Jon Favreau’s The Jungle Book, the latest offering from Disney’s live-action studio, is doing huge business in its debut at the North American box office, grossing $32.4 million on Friday for a projected $87 million-$90 million weekend, one of the top openings of all time for the month of April.
The movie’s better-than-expected performance — fueled by stellar reviews and an A CinemaScore — is yet another victory for Disney as it reimagines its classic titles. At this pace, the $175 tentpole will come ahead of fellow Disney titles Cinderella ($67.9 million), Oz the Great and Powerful ($79.1 million and Maleficent ($69.4 million).
Jungle Book is a reimagining of Rudyard Kipling’s eponymous book about an orphaned human boy whose guardians are animals. The live-action/CGI hybrid introduces Neel Sethi as Mowgli and features the voices of Bill Murray, Idris Elba, Ben Kingsley, Lupita Nyong’o and Scarlett Johansson.
Disney opens the movie in 4,208 theaters in North America; more than 3,000 of those will offer the film in a variety of premium formats, including 4D, 3D and Imax. Overseas, The Jungle Book already has grossed north of $30 million after opening in a handful of markets last weekend.
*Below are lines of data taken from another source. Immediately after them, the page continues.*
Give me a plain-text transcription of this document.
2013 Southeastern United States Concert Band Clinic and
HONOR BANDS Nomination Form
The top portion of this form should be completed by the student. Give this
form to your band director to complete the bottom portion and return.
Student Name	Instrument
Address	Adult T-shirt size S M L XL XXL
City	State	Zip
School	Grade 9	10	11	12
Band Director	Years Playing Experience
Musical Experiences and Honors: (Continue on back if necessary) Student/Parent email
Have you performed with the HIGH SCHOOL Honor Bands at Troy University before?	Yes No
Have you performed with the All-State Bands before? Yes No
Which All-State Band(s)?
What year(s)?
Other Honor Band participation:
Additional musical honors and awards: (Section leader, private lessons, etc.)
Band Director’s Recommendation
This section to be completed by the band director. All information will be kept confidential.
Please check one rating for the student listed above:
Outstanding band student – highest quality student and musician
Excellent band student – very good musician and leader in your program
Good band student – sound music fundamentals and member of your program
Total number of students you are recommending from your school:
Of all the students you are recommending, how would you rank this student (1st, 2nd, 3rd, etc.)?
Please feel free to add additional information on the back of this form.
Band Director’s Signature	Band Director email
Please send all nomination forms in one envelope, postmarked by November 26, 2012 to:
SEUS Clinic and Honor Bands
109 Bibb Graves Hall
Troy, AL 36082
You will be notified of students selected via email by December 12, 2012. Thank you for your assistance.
It opens in other counties this weekend — including China, the U.K., France, Germany and Mexico — and could take in $75 million or more internationally.
The Jungle Book already has grossed $57.1 million from its first foreign markets, including doing record-breaking business in India — where Hollywood entries typically have a tough time — and Russia.
Two other films open this weekend, Ice Cube’s Barbershop: The Next Cut and the older-skewing action thriller Criminal, starring Kevin Costner and Tommy Lee Jones.
Boosted by strong reviews and an A- CinemaScore, Barbershop 3 is looking at debut in the $19 million range-$20 million range for New Line and MGM after earning $7 million Friday, somewhat behind expectations but good enough for the No. 2 spot.
Criminal is struggling in its debut, with a projected weekend gross of $6 million-$7 million.